Dying trees also provide great habitat features.  Consider leaving dead wood in your backyard, both standing and in the form of log and brush piles.

A violet-green swallow flies out of a nest box constructed by members of the Olympic Peninsula Audubon Society

Adding Nest Boxes in addition to Dead Standing Trees

Managed forests often do not have the big old snags that are critical habitat features for wildlife.  Just like we are experiencing a housing crisis, birds are experiencing a snag crisis.

Avoid buying a decorative birdbox that is advertised as such.  Instead build a nestbox according to NestWatch nestbox specifications or purchase a nest box from the Dungenss River Audubon Center in Sequim or Wild Birds Unlimited in Gardiner.  Violet-Green Swallows and Chickadees are two of the most common cavity nesting birds that will gladly choose a nestbox placed in the right location at your house.

Each cavity nesting species has their own preferences and sometimes different species all want the same nestbox so give it time and have fun thinking like a bird.

Close-up of a Red-breasted sapsucker partially hidden on a cherry tree, a woodpecker with a bright red head and chest, yellow bellow, and black and white wings

Woodpeckers are keystone species

Woodpeckers like the Red-bellied Sapsucker provide habitat for other wildlife species through the creation of cavities in snags and through the small neat horizontal holes they drill in trees for sap.  You can provide habitat in your yard for the red-bellied sapsucker by growing some of their favorite trees:  western red cedar, fruit trees, and standing dead trees. 

Unlike other woodpeckers, sapsuckers feed on the sap in living or dying trees. 

Like other woodpeckers, sapsucker cavities are only used for one year and then are available to a myriad of other wildlife species including owls.

Close-up of a Pine Siskin sitting on a tube feeder with its beak open as it digests seed

Dry food, clean feeders, catios, and window protection

Who doesn't want to view birds up close like this Pine Siskin pictured eating thistle at a tube feeder.

Keep in mind that different species prefer different types of feeders as well as seed, as well as these important birdfeeder considerations:

1)  Does the birdfeeder have a roof to protect food from mold growth?

2) Can birds poop on the food and potentially spread disease?

3)  Can Starlings and other invasive species access the food?

4)  Can I easily access the feeder to clean and refill it?

A female Townsend's Warbler feeds from suet inside a feeder that looks like a cage

Bird feed should be fresh and stored in sealed containers in order to avoid pantry pests.

It is estimated that cats kill more birds than any other threat.  Consider creating a catio for your cat, which is essentially a outdoor space for your cat that protects small birds and keeps your cat safe from larger predators. 

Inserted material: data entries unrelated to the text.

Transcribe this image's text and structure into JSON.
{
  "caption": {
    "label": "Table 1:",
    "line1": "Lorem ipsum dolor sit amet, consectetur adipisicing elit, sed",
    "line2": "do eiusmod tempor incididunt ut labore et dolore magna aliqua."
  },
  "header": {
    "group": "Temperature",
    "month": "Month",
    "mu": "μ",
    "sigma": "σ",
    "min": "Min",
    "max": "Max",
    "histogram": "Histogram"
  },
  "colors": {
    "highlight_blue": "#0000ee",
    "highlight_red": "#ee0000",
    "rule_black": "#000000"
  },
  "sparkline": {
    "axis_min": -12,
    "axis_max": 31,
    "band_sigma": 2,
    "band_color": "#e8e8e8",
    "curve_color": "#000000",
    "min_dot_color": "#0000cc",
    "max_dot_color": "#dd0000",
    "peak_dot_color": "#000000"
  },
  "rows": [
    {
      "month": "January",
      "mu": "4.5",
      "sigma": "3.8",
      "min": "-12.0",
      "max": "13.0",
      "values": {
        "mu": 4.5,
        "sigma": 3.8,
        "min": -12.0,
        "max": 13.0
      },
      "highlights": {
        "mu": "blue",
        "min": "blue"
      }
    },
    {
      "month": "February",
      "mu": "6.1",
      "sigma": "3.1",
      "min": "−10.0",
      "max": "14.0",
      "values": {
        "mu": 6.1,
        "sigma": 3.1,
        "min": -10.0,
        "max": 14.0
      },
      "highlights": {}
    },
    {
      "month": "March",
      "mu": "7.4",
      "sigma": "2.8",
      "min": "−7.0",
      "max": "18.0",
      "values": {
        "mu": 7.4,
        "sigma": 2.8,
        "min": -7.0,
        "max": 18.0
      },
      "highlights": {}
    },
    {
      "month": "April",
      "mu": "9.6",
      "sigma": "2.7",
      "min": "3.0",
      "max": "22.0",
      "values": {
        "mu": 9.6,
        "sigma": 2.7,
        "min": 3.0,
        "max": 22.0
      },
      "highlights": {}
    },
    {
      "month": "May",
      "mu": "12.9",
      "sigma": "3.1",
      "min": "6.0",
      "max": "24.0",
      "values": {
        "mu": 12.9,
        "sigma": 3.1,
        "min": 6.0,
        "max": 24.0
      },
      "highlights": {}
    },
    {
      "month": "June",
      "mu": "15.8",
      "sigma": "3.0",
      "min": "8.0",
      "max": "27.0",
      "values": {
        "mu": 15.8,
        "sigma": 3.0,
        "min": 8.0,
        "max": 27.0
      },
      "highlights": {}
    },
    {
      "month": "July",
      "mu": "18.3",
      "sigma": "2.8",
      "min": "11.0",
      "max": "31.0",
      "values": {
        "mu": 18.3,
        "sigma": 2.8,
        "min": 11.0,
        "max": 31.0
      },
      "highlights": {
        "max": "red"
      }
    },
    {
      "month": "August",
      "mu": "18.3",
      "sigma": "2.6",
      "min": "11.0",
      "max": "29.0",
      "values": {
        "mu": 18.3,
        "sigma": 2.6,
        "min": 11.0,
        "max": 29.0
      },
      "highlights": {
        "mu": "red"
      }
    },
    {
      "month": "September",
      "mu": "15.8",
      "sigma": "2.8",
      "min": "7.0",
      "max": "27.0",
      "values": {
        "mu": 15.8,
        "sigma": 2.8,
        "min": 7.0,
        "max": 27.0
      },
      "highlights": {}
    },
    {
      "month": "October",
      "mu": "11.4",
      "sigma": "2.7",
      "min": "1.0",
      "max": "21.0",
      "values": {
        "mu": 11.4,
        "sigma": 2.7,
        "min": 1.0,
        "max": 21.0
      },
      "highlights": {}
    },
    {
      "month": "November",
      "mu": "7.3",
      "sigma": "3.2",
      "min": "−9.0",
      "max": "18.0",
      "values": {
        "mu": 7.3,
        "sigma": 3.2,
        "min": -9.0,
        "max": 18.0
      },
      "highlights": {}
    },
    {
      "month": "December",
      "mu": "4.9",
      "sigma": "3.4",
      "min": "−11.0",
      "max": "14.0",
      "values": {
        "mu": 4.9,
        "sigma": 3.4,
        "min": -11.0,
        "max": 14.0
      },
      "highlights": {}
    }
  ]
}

Also, protect birds from wildow strikes.

Suet can attract a diversity of birds in the winter

Not all suet is the same.  Consider making your own suet or consider buying suet from Wild Birds Unlimited.

Suet is attractive to starlings and starlings are not a species we want in our sanctuary.  Consider feeders like "The Suet Palace" that exludes starlings but allows for smaller birds like Dark-eyed-Junco, Song Sparrow, Bushtit, Black-capped-Chickadee, Chestnut-backed Chickadee, Red-breasted Nuthatch, Townsend's Warbler, Ruby-Crowned Kinglets, and Orange-Crowned Warbler to enter and exit the feeder as they choose.  Less common feeder birds like the warblers might even stick aroud all winter and feed on your suet.